If you live in Memphis, or elsewhere in the third world, your power goes out on fairly regular basis. But an EMP outage isn’t just the house; it’s the phone – everyone’s phone and well as the system that makes it work – landlines, internet, radio. Most likely your car is out of luck too.


Where ever you are going, you are going on foot. Don’t bother calling ahead.


Next come the abstracts: Massive data loss (be honest when was the last time you reconciled your bank account old school?) All those passwords you don’t know because your computer made them up and remembered them? Your computer just forgot them. But it doesn’t matter because the cloud in which we’ve placed out safety, has just blown away. 

So... how likely?


Now that we’ve ruined your day, it is worth asking just how likely the scenario is: Not very. Or at least it wasn’t. You’ll need a medium sized nuclear weapon to start with, and then a way to get it 25 miles into the atmosphere to nice, big blast radius to really play hell with civilization. The players who can pull this off are limited. There is us, the French and the Brits – so let’s rule them out. India could, but it won’t. Iran would like to, and could do it to Tel Aviv, but not the US.

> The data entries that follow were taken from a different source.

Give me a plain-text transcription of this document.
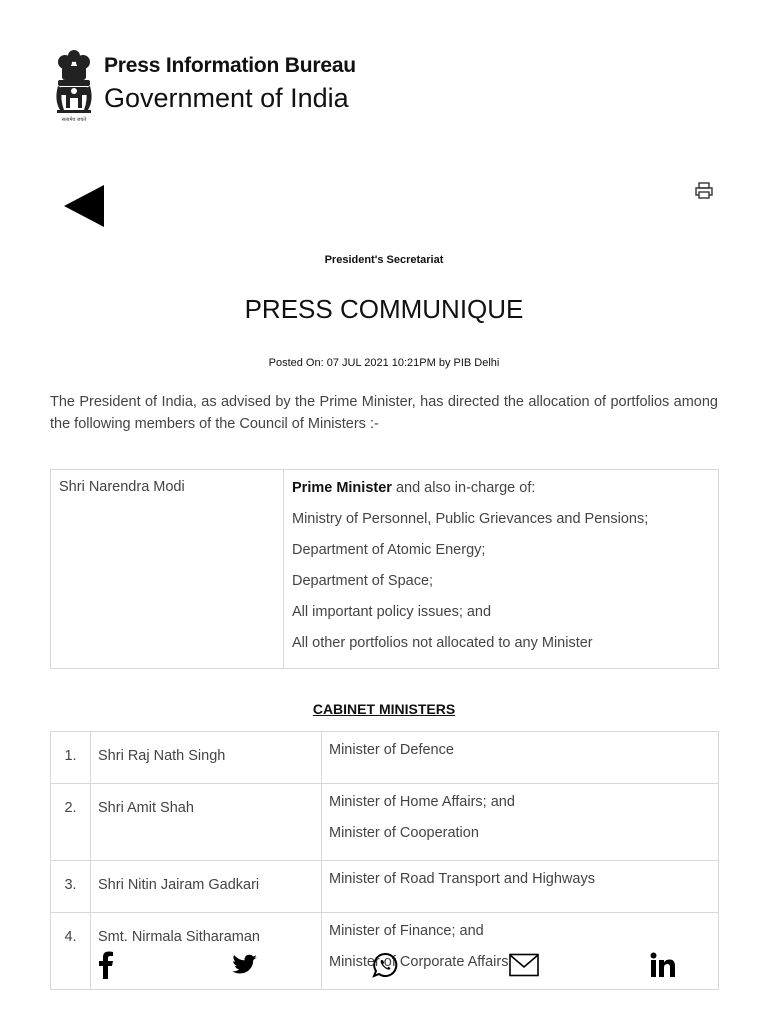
सत्यमेव जयते
Press Information Bureau
Government of India
President's Secretariat
PRESS COMMUNIQUE
Posted On: 07 JUL 2021 10:21PM by PIB Delhi
The President of India, as advised by the Prime Minister, has directed the allocation of portfolios among the following members of the Council of Ministers :-
Shri Narendra Modi	Prime Minister and also in-charge of:
Ministry of Personnel, Public Grievances and Pensions;
Department of Atomic Energy;
Department of Space;
All important policy issues; and
All other portfolios not allocated to any Minister
CABINET MINISTERS
1.	Shri Raj Nath Singh	Minister of Defence

2.	Shri Amit Shah	Minister of Home Affairs; and
Minister of Cooperation

3.	Shri Nitin Jairam Gadkari	Minister of Road Transport and Highways

4.	Smt. Nirmala Sitharaman	Minister of Finance; and
Minister of Corporate Affairs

That leaves China and Russia. They have the means, and the motivation on a bad day, but it isn’t that simple.

 

Deniability:

Moscow and Beijing are directing all those cyper-attacks on infrastructure (and ours at them) to test creating the same mayhem and infrastructure disruption as an EMP, but do it with a bit of deniability. It’s hard to deny blowing up a warhead in a rival’s airspace. This would signal the start of a war.

 

Missile Defense Shield:

The US plan throughout the Cold War has always assumed that the first target would be against power infrastructure and communications. Essentially, we are prepared for this. If you’re first shot gets blocked, you’re well-nigh screwed because retaliation will be on auto-pilot. Leading us to the real bitch...

 

Retaliation:

Even if the first attack got through, the country’s nuclear arsenals are built to withstand an EMP, which means that whomever lobbed the first shot is still screwed. Neither China nor Russia can take us out with a single attack anymore that we can take them out. That’s the thinking behind Mutually Assured Destruction – any use of the weapon is a murder-suicide pact.


Should the strikes be limited in nature (a big if) the second order effects of the knock-on will be asymmetrical: A strike on the US is likely to turn what’s left of the country into a vast, cancer-ridden tribe of John Wayne knock-offs. A retaliatory strike against Russia will mean that regime will fall that week to a big, cancer-ridden mob. Big Panda over in Beijing might hang on a little longer, but remember, the Chinese are the ones with the surveillance state – he’s more dependent on the internet of things than we are.